Johann Gabriel Seidl

Löwentraum

In seinem Käfig lag ein mächt'ger Leu
Mit einem muntern Hündchen eingesperrt;
Er wußte, daß sein kleiner Gast ihm treu,
Und daß es Scherz nur, wenn er neckt und zerrt.

Sogar zu schmeicheln schien ihm solch Vertraun,
Solch kühn Ergeben in die Übermacht,
Und spaßhaft rührend war es anzuschaun,
Wie zahm der Riese nahm den Zwerg in acht.

Man sah's dem guten Vater Löwen an,
Daß ihm das Kindlein Hund vom Herzen lieb:
Er hatte seine kind'sche Freude dran,
Und trug gelassen, was er tat und trieb.

Doch einmal schlief der gute Vater Leu,
Und neben ihm lag still das Kindlein Hund,
Und Träume, wie sie Löwen just nicht neu,
Umzuckten ihn und reizten seinen Schlund.

Er träumte sich hinaus ins Meer von Sand,
Auf seiner wilden Kräfte wüstes Feld;
In seinen Mähnen glühte Sonnenbrand,
Sein Rachen war von Blutbegier geschwellt.
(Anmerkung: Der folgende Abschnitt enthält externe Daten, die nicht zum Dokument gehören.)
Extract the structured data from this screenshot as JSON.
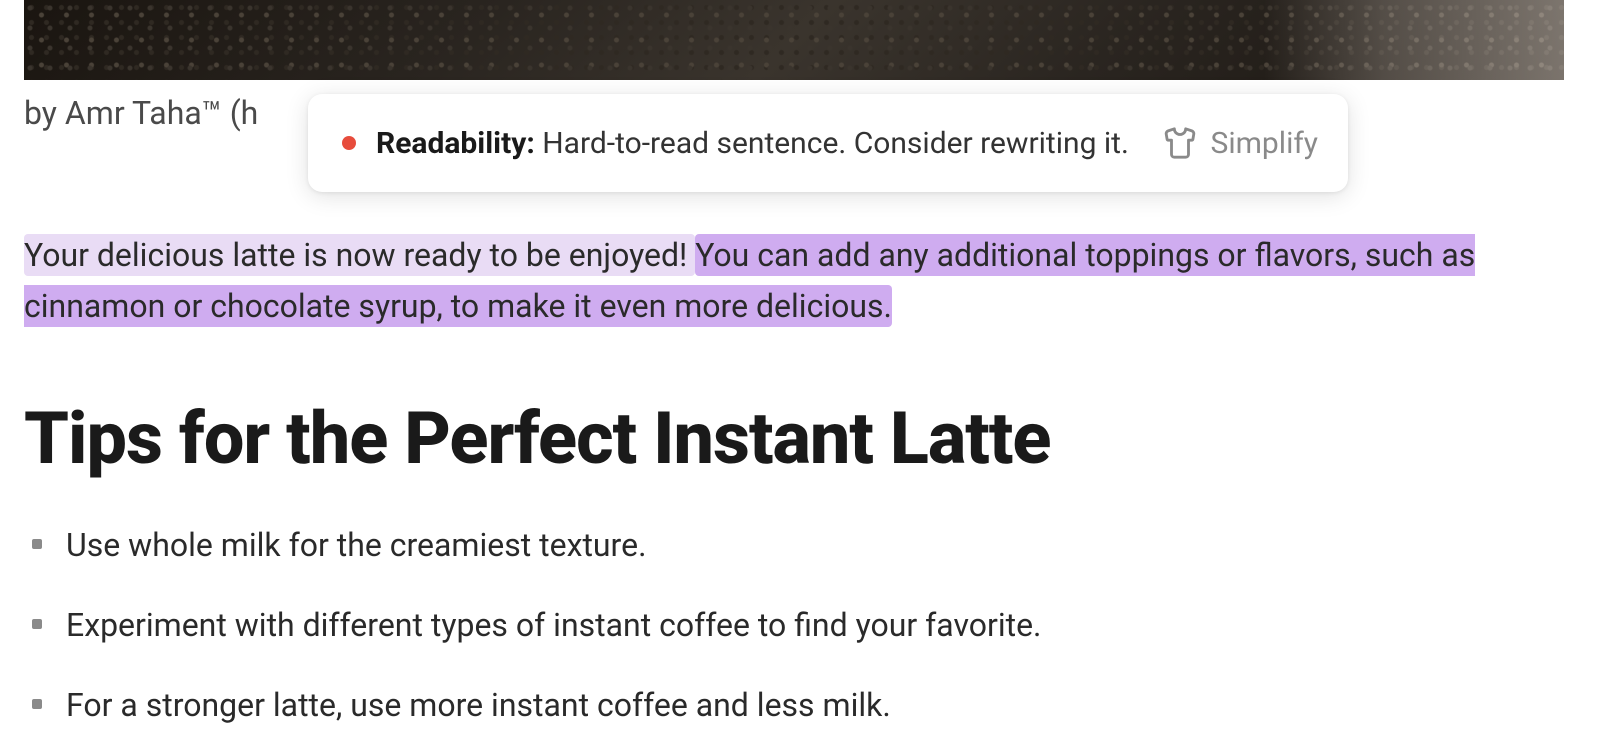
{
  "image": {
    "caption_prefix": "by Amr Taha™ (h"
  },
  "tooltip": {
    "category": "Readability:",
    "message": "Hard-to-read sentence. Consider rewriting it.",
    "action_label": "Simplify",
    "dot_color": "#e74c3c"
  },
  "paragraph": {
    "sentence_light": "Your delicious latte is now ready to be enjoyed! ",
    "sentence_dark": "You can add any additional toppings or flavors, such as cinnamon or chocolate syrup, to make it even more delicious."
  },
  "heading": "Tips for the Perfect Instant Latte",
  "tips": [
    "Use whole milk for the creamiest texture.",
    "Experiment with different types of instant coffee to find your favorite.",
    "For a stronger latte, use more instant coffee and less milk."
  ]
}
Und wild aufbrüllend, daß der Käfig bebt,
Haut er die Pranke plötzlich in den Hund,
Und reißt ihn, eh' er noch die Stimm' erhebt,
In kleine Stücke mit gefräß'gem Schlund.

Dann wacht er auf und sieht was er getan,
Und sein Gebrüll wird ein gewaltig Ach!
Und hätt' er Tränen, weinend säh' er's an,
Was er im Traum am armen Freund verbrach.

Und traurig murrend liegt er manchen Tag
Und wälzt sich unmutsvoll, als säh' er's ein,
Daß es auch Augenblicke geben mag,
Wo's einen Löwen reut, ein Löw' zu sein!